Most people would expect that Newstart would be a safety net that holds you while you get back onto your own feet, but it is now so low that it is strangling people. Great numbers of people have told me that you either go into debt, or you rely on others, or you just go without basics like food or like new clothes. If we want to be a more caring society, we have to look after those who fall on hard times. Anyone could, through no fault of their own, find themselves out of a job through restructuring, for example, and there are many people in the south-east of Australia in the manufacturing, tourism and education sectors who are finding themselves in that situation in part because the government has failed to act on the pressures of the mining boom.
You would hope that that person is then able to look after themselves and survive until they get back into the workforce.

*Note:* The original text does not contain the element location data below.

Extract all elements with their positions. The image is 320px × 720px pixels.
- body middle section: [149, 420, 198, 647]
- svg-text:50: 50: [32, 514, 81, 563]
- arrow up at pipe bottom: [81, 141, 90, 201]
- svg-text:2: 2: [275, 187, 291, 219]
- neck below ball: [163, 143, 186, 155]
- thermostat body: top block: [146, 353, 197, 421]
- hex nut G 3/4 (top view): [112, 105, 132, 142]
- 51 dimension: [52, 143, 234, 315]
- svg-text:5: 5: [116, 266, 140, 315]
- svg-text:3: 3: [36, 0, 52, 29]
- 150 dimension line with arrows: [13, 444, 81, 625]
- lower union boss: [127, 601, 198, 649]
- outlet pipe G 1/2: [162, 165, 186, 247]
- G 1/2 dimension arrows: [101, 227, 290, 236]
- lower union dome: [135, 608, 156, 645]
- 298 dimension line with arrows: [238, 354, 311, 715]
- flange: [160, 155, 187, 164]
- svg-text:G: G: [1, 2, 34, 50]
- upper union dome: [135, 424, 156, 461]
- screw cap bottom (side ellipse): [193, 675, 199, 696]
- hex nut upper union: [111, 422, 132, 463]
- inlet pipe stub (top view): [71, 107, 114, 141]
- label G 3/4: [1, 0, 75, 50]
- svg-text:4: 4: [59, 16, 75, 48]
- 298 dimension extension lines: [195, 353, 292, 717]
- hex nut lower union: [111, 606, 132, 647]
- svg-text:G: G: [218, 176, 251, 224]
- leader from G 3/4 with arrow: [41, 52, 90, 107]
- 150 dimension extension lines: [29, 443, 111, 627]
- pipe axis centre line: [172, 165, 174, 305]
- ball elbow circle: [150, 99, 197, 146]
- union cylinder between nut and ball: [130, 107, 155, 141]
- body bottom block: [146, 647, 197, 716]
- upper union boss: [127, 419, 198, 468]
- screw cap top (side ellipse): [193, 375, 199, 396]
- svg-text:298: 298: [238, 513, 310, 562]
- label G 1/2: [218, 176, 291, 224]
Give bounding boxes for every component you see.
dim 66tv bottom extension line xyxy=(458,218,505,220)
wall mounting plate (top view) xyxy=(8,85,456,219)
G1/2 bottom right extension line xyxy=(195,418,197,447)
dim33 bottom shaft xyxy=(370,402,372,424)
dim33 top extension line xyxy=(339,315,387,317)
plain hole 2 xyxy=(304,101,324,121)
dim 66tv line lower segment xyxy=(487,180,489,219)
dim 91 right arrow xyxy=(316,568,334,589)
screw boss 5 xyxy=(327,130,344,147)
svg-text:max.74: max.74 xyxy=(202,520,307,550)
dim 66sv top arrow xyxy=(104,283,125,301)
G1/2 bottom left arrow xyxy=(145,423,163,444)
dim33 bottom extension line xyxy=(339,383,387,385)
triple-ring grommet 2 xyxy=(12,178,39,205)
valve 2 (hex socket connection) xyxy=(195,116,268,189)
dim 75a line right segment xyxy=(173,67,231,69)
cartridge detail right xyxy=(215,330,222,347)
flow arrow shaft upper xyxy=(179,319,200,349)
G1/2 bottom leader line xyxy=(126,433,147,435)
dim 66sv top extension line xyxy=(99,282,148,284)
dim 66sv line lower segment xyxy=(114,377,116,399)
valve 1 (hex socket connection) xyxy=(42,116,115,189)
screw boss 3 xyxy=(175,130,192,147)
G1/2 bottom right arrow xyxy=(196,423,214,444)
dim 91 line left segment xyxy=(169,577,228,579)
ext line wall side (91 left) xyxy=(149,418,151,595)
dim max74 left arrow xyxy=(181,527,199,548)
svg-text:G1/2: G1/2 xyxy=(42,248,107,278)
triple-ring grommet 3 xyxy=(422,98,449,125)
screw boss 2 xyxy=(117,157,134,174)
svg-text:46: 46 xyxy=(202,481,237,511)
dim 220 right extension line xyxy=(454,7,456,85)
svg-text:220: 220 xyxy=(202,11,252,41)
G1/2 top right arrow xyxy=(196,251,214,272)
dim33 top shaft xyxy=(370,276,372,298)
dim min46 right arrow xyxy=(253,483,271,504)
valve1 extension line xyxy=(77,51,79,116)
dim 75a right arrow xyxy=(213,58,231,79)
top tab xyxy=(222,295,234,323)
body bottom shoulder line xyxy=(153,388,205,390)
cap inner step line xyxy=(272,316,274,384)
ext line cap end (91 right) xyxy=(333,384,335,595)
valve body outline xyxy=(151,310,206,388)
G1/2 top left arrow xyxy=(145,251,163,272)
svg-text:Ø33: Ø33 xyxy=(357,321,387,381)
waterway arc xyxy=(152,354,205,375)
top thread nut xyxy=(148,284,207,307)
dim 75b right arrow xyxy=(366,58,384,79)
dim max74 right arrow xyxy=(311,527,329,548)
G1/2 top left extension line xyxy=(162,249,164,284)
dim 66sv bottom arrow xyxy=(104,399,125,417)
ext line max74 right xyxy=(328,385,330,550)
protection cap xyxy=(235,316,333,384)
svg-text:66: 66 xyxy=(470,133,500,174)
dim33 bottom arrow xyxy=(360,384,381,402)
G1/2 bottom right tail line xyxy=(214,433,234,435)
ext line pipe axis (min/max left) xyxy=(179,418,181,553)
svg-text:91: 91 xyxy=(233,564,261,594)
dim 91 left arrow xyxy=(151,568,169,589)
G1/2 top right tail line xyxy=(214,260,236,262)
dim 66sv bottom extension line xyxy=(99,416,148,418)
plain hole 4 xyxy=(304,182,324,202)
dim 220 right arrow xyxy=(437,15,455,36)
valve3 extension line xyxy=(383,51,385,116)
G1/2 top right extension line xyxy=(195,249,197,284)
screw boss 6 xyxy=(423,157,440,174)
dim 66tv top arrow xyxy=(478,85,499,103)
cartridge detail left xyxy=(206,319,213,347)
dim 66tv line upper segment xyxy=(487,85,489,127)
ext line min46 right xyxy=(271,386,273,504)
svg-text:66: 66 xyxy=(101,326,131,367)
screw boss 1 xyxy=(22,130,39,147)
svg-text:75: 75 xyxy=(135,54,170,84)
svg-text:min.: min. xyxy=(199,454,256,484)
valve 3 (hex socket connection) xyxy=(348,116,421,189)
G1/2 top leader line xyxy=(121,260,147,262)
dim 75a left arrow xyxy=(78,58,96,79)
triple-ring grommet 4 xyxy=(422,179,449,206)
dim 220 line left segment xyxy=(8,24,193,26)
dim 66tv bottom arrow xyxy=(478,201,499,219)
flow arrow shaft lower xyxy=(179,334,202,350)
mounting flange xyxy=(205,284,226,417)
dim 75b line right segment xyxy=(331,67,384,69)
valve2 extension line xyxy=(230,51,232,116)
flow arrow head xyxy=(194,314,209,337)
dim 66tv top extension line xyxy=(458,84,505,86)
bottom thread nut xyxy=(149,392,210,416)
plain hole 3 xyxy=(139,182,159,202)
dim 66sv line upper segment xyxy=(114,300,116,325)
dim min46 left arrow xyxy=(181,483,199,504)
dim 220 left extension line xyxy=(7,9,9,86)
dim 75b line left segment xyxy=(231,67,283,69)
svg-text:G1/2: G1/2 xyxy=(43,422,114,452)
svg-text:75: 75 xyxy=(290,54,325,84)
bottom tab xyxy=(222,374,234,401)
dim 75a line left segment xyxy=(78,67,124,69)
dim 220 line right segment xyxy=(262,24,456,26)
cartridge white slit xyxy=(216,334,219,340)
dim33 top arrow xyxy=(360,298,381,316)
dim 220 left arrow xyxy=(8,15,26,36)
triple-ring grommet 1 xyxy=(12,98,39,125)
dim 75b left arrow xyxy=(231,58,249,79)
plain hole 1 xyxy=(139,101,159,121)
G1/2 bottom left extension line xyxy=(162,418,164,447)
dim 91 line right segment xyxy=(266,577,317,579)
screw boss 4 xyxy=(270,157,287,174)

But this decision is pushing them further into debt and it is making it harder to get back into the workforce. There is a reason that we are here: Labor is not prepared to stand up to big business and raise the money we need to fund the services and the benefits that Australians expect from a civilised society.
Labor in fact pushed single parents onto the dole from 1 January this year. They get an extra $3 a day to look after their kids, which is fantastic and magnanimous. You now have parents saying, 'The cost of sending the kids back to school is so high that I'm going to put my computer, the tool of my trade, into hock or I'm going to go further into debt because it's impossible to make ends meet.' Labor says that it is about getting people back to work. The single parents, who are affected the most, were the ones who were previously working the longest hours because the parenting payment test was more generous than Newstart. They were allowed to work extra hours. Some people are losing up to $140 a week. And when you have a kid to look after that is an enormous slug.
In fact, as we found out last week, Labor are now taking more off single parents than they are going to raise from the mining tax. That is not right and those are not the values that people expect from a caring society. We need to acknowledge that Newstart is too low. We need to then say that we are going to have the courage to stand up to Gina Rinehart and make her pay her fair share. Then we will not need to slug single parents, we will not need to keep Newstart below the poverty line and we will not need to raise the taxes that other Australians have to pay.